The university says new and renovated facilities will enable the college to carry out a progressive new curriculum while increasing class sizes.
Construction of the new veterinary health complex is expected to begin early next year and be completed in phases through 2028. The 300,000-plus square-foot expansion will include a veterinary education center and a primary care clinic.
Renovations or expansions of existing spaces will include a livestock teaching hospital and an animal specialty hospital.

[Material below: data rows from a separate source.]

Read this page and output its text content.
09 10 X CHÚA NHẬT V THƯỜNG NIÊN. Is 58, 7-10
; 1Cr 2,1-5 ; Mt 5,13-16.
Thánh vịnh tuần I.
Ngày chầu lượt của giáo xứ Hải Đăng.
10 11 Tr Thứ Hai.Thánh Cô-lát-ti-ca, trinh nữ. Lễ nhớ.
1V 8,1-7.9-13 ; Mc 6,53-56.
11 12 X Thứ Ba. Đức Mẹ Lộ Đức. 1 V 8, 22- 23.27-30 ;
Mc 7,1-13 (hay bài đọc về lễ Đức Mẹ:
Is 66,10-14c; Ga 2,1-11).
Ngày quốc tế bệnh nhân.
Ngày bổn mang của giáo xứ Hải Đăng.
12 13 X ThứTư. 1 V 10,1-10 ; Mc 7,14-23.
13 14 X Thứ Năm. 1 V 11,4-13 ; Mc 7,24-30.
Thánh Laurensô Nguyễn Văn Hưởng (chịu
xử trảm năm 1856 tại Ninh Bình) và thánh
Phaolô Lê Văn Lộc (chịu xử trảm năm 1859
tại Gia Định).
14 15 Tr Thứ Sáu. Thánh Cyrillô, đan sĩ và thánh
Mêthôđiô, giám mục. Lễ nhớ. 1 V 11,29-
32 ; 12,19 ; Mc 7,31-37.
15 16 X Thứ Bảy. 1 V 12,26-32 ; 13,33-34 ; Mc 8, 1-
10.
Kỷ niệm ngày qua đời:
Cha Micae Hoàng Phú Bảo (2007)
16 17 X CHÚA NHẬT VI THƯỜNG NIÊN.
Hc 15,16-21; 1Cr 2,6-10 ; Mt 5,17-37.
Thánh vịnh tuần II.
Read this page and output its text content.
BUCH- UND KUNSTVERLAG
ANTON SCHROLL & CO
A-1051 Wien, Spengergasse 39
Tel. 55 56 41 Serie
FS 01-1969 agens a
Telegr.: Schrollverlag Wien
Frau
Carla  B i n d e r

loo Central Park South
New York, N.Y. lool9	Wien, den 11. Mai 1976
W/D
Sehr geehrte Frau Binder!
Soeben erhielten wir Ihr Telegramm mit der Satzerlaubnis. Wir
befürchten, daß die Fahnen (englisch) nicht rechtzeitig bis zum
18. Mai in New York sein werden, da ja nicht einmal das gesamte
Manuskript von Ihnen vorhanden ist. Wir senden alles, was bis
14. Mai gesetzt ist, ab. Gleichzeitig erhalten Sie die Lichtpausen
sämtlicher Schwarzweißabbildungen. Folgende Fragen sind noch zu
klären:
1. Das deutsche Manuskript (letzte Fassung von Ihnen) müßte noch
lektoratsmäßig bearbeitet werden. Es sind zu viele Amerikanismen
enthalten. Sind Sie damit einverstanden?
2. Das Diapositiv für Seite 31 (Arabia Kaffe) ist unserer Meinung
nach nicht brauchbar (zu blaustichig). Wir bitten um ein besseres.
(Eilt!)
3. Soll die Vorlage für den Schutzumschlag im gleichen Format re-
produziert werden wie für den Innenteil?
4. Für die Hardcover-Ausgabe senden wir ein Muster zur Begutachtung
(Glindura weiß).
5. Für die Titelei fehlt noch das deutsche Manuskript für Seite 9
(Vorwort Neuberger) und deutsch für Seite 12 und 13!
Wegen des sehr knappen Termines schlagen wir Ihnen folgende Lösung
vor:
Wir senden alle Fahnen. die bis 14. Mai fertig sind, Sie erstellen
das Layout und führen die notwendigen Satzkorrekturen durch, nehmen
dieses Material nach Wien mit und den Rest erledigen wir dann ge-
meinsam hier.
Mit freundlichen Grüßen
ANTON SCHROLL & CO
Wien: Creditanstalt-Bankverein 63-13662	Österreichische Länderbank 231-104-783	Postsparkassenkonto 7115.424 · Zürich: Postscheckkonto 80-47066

The existing James L. Voss Veterinary Teaching Hospital, originally constructed in 1978, will undergo a remodel and become the animal specialty hospital in support of clinical education and service.
The expanded primary care clinic in the veterinary health complex will be the keystone of the new curriculum, educating more students in small animal clinical practice while meeting increased market demands for regional and national veterinary care.
The adjacent animal specialty hospital will provide enhanced emergency and critical care, cardiovascular and surgical care, and orthopedic and rehabilitation programs, as well as expansion of the Flint Animal Cancer Center. In addition, the existing livestock clinical and teaching space will be replaced by a new facility adjacent to the recently opened Johnson Family Equine Hospital.
In response to the ongoing demand for veterinarians across both large and small animal specialties, the Fort Collins Doctor of Veterinary Medicine (DVM) class size is also anticipated to grow by around 30 students, to a total of about 170.